The power demanded for the application of mechanically-imposed shear on an immersed flat sheet (iFS) membrane bioreactor (MBR) has been compared to that of conventional membrane air scouring. Literature correlations based on the Ostwald model were used to define the rheological characteristics of an MBR sludge. The correlation of specific power demand (P'¯, in Watts per m2 membrane area) with shear rate γ in s-1 was developed from first principles through a consideration of the force balance on the system in the case of mechanically-imposed shear. The corresponding aeration imposed shear correlation was interpreted from literature information. The analysis revealed the energy required to impose a shear mechanically through oscillation (or reciprocation) of the membrane to be between 20 and 70% less than that demanded for providing the same shear by conventional aeration of the immersed membrane. The energy saving increases with decreasing shear in accordance with a power demand ratio (aeration:mechanical) of 1400γ-1.4 for a specific sludge rheology. Whilst the absolute P'¯ value is dependent on the sludge rheology, the aeration:mechanical power demand ratio is determined by the difference in the two exponents in the respective correlations between P'¯ and γ. Consequently, aeration-imparted shear becomes energetically favoured beyond some threshold shear rate value (∼180 s-1, based on the boundary conditions applied in the current study). The outcomes qualitatively corroborate findings from the limited practical measurement of energy demand in MBRs fitted with reciprocating immersed membranes.

Efficacy of relaxation, backflushing, chemical cleaning and clogging removal for an immersed hollow fibre membrane bioreactor.

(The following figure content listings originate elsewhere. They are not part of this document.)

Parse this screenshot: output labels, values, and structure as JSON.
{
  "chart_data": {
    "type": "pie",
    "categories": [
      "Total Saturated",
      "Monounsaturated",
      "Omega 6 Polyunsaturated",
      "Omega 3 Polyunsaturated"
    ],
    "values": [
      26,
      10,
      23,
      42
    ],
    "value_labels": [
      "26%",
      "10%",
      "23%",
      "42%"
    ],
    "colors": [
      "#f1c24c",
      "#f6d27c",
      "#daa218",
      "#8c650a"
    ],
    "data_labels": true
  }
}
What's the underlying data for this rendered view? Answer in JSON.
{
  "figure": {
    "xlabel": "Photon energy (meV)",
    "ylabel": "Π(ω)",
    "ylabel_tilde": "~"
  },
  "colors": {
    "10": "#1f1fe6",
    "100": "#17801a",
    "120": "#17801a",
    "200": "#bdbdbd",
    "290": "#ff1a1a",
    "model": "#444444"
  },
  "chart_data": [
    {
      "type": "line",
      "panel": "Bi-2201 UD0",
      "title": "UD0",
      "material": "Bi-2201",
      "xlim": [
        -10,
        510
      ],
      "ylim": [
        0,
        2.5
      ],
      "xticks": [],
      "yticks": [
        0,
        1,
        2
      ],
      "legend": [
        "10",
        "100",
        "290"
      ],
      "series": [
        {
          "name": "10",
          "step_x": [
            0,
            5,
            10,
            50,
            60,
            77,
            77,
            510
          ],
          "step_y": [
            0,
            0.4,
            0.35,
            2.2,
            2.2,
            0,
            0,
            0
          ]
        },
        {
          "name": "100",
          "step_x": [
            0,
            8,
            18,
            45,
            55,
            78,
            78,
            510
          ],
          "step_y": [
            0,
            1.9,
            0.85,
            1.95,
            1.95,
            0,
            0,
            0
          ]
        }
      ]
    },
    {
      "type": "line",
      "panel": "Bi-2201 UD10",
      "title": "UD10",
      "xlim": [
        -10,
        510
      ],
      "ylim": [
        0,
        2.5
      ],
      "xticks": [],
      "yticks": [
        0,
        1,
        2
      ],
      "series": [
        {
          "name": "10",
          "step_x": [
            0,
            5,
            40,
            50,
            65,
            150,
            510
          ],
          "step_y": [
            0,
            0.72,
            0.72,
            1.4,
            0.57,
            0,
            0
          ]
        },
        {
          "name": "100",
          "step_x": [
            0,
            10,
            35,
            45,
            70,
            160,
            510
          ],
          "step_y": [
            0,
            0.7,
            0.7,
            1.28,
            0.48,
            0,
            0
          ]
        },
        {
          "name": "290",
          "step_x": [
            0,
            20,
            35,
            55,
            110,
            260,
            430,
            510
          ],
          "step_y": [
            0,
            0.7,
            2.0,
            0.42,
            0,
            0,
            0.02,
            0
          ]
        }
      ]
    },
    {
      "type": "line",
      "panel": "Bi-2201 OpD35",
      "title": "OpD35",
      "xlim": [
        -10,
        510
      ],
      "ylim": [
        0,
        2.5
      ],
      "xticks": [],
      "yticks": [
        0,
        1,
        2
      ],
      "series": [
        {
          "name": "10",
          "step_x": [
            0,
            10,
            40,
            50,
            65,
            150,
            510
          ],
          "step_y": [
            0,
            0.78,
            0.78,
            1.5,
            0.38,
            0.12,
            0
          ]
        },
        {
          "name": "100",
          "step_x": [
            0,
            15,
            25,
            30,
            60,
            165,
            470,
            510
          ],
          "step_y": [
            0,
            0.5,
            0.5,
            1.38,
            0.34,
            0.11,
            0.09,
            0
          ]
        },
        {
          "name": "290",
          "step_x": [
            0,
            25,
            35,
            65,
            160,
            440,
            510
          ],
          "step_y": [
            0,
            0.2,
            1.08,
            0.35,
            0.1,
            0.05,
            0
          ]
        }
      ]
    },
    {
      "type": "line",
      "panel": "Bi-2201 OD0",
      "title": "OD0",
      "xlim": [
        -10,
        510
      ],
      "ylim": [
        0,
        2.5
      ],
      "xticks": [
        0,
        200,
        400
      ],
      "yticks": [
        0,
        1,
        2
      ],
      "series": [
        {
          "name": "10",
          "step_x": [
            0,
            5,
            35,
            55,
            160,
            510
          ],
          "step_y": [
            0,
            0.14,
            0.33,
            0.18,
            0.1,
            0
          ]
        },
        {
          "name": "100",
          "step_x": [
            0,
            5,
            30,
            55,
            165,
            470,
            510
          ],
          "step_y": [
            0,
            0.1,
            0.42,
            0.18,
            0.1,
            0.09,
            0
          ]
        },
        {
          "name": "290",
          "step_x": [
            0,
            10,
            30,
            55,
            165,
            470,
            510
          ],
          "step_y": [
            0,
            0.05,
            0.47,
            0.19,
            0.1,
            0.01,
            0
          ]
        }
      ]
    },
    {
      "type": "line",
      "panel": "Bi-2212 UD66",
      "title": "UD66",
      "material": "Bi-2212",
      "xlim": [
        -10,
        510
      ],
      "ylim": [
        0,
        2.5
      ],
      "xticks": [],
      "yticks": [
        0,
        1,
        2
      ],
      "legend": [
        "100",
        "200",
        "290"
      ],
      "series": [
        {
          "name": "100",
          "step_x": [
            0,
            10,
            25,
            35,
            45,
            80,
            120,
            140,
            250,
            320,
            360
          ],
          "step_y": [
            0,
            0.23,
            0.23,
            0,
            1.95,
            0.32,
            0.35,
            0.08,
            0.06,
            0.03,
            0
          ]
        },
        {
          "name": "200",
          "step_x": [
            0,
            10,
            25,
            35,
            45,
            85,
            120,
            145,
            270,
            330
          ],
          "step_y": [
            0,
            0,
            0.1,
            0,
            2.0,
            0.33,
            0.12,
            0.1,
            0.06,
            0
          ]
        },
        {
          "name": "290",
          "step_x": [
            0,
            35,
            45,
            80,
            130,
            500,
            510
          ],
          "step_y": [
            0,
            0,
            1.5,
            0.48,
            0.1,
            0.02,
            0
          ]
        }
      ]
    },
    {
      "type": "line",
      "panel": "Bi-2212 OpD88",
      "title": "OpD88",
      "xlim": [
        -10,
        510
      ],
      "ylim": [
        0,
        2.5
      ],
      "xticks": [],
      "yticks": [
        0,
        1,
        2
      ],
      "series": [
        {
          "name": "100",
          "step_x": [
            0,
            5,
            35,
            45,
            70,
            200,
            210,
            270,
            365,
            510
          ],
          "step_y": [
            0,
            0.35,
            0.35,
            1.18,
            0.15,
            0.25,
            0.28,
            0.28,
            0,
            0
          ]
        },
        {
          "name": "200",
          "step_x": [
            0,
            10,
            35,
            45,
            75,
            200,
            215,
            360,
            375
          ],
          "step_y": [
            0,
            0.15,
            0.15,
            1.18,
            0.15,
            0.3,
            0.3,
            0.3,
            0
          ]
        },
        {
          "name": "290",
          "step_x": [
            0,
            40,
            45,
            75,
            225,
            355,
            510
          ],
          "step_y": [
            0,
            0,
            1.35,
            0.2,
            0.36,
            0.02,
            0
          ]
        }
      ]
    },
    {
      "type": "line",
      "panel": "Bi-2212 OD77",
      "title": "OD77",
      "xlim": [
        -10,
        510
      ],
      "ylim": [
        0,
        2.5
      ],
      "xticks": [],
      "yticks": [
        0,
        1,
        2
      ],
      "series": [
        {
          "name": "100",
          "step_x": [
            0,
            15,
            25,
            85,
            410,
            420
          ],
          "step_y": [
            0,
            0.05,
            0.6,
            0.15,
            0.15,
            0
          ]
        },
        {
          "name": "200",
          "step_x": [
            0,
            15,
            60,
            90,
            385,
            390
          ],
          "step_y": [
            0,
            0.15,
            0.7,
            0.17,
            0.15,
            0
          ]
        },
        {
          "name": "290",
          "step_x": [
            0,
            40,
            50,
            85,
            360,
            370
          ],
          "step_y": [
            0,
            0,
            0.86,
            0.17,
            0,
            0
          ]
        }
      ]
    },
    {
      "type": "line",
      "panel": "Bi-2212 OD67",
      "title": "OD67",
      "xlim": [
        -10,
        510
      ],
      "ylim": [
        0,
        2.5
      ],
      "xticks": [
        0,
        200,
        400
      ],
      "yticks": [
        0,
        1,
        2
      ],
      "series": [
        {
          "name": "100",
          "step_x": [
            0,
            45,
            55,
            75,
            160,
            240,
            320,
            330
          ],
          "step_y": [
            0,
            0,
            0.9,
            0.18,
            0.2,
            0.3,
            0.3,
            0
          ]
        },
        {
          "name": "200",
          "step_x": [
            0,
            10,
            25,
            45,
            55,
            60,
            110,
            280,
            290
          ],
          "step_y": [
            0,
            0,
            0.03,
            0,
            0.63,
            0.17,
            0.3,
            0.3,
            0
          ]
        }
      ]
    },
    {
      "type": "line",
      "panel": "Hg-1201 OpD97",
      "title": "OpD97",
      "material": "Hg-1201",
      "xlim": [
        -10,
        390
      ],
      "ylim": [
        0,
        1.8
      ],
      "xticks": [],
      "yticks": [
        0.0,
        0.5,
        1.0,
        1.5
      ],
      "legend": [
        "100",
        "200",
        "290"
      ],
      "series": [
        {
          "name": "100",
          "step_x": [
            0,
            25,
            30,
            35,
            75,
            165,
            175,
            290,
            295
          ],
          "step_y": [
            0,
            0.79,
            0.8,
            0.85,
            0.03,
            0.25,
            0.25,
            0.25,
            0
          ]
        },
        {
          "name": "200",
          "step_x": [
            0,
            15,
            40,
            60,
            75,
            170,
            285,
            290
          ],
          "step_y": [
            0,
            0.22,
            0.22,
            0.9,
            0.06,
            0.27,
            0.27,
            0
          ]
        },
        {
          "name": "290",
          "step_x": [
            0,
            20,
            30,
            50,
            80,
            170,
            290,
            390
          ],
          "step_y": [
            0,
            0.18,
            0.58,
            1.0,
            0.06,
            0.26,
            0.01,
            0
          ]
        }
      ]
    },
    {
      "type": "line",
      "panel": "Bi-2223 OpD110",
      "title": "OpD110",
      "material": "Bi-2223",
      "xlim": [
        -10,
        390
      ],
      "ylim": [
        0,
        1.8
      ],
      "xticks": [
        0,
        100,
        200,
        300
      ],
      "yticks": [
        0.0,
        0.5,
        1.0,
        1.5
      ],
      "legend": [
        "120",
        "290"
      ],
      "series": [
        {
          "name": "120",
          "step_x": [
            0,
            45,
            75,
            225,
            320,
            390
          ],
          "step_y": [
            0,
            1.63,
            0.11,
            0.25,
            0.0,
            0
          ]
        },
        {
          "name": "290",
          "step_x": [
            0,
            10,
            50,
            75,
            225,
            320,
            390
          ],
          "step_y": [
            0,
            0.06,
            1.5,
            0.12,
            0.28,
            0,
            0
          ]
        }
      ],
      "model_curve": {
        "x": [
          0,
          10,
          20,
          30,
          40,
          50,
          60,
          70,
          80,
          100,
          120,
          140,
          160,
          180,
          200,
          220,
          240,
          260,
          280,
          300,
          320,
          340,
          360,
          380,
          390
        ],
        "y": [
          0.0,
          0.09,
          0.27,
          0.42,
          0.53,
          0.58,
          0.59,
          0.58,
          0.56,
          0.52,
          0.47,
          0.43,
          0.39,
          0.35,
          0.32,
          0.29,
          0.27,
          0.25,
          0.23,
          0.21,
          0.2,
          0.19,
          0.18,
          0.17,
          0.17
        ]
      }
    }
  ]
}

A pilot-scale hollow fibre immersed MBR, challenged with real municipal wastewater, was studied and operated under conditions identical to those prevailing at full-scale to assess the relative influence of backflushing, relaxation, chemical enhanced backflushing (CEB) and declogging on permeability decline and recovery. The influence of relaxation and backflushing was initially assessed using the conventional flux step method; results indicated reversible fouling to be similar for each method, whilst the irreversible fouling rate was significantly reduced by backflushing. For a given total backflush volume, fouling mitigation was found to be marginally better through employing higher backflush fluxes than longer backflush durations. The impact of the CEB on permeability recovery assessed at low and high fluxes indicated operation at more conservative fluxes to yield more sustained permeability. Under more aggressive operating conditions--fluxes of up to 35 L m⁻² h⁻¹ at specific aeration demand values of 0.25 Nm³/(m² h)--long-term permeability decline took place which was not significantly ameliorated by chemical cleaning. On declogging the membrane through gentle agitation permeability recovery was significant, but was followed by a rapid permeability decline over the course of a few hours. Results suggested control of clogging to be of greater importance than that of fouling in sustaining permeability.